Illinois Proposes Legislation Regarding Wrong-Way Drivers

Proposed Illinois legislation will allow courts to impose harsher penalties for wrong-way drivers who cause accidents. A car accident attorney Chicago often sees serious injuries and fatalities caused by wrong-way drivers on busy Chicago expressways.

(Article continues below Infographic)

infographic_Illinois Wrong-Way Drivers


Wrong-Way Drivers

Chicago experiences a large number of accidents and injuries caused by wrong-way drivers, especially on busy expressways, exit and entrance ramps, and toll roads. These accidents often result in serious injuries and fatalities. Illinois accident statistics show that more than 50 deaths and another 300 injuries caused by wrong-way drivers since 2005. Chicago police reports show that many wrong-way accidents are caused by impaired drivers who are intoxicated on alcohol and/or drugs.

In December 2016, a 70-year-old man driving east in the westbound lanes of the Chicago Skyway caused a head-on collision that killed a 50-year-old man. In early January 2016, a 15-year-old girl with a driver’s permit was killed when she was hit by a wrong-way driver in Chicago’s loop. Several weeks later a driver traveling the wrong way on I-80 crashed head-on into a large, semi tractor-trailor about two miles east of Ridge Road. Illinois Department of Transportation reports show that four more people were killed and nine more were injured by wrong-way drivers state-wide in 2016.

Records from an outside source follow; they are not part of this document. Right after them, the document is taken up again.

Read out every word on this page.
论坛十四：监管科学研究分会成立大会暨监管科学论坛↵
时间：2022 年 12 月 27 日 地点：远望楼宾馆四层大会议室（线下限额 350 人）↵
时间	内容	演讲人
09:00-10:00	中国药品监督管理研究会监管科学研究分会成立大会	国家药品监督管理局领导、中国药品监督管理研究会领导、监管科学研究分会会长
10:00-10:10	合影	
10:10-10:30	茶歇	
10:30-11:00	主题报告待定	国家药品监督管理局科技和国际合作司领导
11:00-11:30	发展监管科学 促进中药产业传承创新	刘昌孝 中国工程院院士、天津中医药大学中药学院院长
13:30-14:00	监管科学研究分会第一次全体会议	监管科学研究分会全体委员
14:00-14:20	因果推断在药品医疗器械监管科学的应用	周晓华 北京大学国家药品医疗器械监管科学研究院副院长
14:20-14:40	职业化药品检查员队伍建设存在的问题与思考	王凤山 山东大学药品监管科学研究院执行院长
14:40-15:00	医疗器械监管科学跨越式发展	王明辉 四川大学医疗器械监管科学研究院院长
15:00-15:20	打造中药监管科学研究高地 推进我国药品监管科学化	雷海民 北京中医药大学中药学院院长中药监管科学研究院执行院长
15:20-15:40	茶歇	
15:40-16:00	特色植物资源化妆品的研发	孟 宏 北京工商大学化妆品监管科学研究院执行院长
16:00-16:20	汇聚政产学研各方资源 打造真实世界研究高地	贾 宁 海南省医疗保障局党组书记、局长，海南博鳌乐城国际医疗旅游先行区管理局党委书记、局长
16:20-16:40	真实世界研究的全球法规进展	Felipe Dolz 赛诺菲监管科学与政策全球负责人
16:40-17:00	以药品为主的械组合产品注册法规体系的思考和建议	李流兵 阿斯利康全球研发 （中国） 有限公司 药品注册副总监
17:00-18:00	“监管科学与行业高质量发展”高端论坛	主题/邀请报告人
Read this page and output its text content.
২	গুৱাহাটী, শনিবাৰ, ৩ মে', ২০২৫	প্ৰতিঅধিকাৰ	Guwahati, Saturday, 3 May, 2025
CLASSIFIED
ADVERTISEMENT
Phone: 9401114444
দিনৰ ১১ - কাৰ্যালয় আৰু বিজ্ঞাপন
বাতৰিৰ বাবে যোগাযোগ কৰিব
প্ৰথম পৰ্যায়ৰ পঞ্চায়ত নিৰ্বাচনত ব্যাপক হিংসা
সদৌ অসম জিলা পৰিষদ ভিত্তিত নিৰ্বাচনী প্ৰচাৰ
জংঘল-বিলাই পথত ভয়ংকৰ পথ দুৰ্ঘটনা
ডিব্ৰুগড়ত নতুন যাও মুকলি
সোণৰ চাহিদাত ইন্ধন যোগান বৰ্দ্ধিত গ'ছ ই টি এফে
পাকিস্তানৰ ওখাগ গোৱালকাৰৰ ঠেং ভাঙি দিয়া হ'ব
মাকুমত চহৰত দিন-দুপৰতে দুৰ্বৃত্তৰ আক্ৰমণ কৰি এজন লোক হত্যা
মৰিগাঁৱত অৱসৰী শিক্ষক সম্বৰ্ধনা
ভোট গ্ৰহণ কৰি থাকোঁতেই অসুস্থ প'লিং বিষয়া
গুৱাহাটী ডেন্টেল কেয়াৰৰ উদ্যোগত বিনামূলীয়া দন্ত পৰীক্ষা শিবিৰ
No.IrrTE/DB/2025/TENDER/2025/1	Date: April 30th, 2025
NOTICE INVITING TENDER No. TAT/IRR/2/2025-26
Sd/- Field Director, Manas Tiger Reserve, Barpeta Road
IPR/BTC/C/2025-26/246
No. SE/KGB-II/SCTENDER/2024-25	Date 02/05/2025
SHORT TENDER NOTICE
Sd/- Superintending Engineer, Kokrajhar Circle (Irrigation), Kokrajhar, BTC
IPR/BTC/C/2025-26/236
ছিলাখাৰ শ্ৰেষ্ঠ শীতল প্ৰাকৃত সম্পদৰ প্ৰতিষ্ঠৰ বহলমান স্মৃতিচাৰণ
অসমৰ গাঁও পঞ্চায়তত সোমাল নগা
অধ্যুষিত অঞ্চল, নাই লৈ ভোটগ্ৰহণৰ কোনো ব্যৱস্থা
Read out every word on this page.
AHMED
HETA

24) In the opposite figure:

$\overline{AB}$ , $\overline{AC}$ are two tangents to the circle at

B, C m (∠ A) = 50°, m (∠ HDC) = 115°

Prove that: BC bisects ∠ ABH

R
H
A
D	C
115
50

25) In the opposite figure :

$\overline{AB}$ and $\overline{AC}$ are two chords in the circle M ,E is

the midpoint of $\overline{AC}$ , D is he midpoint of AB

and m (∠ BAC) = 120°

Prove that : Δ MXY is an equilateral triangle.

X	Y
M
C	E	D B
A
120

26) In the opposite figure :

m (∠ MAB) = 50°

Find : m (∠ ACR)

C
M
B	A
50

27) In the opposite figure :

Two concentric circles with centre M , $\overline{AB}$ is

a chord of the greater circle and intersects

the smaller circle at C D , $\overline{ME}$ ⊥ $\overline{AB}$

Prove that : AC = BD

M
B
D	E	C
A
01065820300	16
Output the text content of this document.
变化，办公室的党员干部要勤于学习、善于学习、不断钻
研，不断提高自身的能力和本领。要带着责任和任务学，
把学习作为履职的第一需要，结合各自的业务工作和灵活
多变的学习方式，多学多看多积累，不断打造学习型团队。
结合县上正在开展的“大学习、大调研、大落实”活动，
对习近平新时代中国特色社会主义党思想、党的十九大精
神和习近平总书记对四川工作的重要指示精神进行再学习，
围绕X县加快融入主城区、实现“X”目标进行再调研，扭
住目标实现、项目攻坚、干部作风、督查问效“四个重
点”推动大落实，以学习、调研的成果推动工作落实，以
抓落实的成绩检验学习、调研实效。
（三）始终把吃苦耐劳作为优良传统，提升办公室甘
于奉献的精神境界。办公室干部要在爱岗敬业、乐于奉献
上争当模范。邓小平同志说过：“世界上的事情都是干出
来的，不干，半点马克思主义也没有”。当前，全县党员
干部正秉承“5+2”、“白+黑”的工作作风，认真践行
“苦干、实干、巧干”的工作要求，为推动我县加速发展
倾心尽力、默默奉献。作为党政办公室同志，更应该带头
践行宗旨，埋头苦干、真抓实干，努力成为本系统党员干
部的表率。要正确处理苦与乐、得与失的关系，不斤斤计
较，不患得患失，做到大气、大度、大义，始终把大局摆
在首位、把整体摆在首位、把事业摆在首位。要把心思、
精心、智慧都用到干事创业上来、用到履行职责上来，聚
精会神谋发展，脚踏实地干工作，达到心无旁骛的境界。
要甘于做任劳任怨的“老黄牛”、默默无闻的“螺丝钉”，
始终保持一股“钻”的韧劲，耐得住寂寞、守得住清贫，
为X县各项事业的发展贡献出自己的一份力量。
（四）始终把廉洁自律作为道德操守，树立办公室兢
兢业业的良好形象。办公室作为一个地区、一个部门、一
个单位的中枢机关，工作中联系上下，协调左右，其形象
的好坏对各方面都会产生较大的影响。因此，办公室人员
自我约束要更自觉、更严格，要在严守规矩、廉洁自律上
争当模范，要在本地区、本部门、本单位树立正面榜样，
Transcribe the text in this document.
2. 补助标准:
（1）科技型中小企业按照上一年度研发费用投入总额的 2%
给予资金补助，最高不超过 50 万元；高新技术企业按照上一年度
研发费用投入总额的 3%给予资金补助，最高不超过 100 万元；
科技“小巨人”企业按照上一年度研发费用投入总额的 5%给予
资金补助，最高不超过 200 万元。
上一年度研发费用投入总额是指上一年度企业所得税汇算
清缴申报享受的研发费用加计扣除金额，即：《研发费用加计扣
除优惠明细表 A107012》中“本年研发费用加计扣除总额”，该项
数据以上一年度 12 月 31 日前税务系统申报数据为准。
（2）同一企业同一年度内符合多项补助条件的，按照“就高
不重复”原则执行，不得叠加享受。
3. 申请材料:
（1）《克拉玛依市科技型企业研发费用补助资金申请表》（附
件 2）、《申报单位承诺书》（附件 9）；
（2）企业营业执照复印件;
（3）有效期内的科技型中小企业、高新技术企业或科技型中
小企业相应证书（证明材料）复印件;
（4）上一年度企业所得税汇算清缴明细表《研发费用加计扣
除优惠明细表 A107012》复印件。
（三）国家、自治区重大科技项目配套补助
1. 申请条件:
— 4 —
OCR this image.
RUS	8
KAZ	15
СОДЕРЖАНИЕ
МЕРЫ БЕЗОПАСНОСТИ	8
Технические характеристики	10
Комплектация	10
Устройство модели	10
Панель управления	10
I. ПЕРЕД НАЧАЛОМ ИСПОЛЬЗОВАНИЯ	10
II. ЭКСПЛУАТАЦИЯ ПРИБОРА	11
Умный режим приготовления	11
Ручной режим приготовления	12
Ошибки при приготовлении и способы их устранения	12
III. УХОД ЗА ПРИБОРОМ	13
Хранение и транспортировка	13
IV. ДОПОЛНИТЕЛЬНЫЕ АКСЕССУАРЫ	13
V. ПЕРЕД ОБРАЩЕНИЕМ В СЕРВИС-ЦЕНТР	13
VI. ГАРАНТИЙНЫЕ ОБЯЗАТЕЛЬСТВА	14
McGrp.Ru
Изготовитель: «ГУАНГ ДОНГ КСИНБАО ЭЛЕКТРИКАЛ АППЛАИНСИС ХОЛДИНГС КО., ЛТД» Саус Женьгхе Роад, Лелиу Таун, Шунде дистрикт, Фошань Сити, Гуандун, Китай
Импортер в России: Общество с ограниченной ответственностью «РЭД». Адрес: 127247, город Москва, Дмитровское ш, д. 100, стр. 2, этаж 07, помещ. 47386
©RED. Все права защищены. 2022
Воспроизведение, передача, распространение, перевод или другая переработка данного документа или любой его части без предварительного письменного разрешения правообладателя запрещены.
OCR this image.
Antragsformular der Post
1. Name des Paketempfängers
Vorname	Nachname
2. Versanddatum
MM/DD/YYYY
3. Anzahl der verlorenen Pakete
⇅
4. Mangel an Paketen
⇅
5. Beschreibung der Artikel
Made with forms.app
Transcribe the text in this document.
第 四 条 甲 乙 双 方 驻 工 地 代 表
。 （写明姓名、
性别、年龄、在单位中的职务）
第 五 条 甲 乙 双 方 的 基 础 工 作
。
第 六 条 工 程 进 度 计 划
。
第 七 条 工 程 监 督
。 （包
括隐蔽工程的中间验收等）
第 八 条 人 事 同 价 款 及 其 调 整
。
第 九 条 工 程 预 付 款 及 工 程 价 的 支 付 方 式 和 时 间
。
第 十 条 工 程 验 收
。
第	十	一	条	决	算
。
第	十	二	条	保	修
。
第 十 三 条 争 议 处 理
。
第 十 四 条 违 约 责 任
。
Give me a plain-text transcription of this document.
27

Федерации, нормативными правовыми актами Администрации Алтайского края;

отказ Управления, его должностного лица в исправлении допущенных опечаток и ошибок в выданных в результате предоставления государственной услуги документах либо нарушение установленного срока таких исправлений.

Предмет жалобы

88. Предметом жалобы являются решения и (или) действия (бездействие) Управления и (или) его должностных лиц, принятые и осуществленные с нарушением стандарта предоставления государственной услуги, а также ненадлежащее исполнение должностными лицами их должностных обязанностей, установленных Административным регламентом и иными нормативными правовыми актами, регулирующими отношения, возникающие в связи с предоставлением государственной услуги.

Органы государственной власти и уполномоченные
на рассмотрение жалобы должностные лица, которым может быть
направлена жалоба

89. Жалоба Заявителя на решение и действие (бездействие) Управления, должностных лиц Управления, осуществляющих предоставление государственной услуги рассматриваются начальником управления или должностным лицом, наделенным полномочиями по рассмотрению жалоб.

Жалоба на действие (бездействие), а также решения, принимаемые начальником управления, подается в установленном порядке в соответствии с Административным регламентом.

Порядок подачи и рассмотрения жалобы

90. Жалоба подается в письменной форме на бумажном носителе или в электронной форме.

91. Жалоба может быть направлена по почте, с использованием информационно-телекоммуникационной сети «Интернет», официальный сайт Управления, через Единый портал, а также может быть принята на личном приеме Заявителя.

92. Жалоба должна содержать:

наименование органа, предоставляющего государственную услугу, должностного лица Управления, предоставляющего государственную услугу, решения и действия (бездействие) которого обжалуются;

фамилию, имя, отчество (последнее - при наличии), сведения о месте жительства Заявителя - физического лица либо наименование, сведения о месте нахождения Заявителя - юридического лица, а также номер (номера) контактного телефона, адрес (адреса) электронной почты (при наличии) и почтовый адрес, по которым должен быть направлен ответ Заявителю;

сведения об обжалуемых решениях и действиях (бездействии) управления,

Over the last few years, Illinois has made efforts to reduce the number of wrong-way accidents and injuries seen by a car accident attorney Chicago. Efforts include increased police enforcement, as well as large red directional signs installed on expressway entrance and exit ramps to alert approaching drivers.

Proposed Legislation

Current Illinois laws do not allow judges to factor wrong-way driving into penalties or sentencing, but proposed legislation would allow additional penalties for wrong-way drivers. Under current state statutes, impaired drivers who kill someone are subject to a sentence of three to 14 years behind bars, but judges can impose as little as probation in “extraordinary circumstances.” Current Illinois sentencing statues allow tougher sentences for impaired drivers, reckless drivers, and drivers who exceed the speed limit by more than 20 mph or are repeat offenders. Proposed legislation would allow judges to impose additional prison time and stiffer penalties for impaired wrong-way drivers who are convicted of aggravated DUI.

Illinois lawmakers are strongly in favor of tougher penalties for impaired wrong-way drivers. Proposed Bill 303 bill has been approved by the state house, but it still needs approval by the state senate, as well as Governor Bruce Rauner to become law.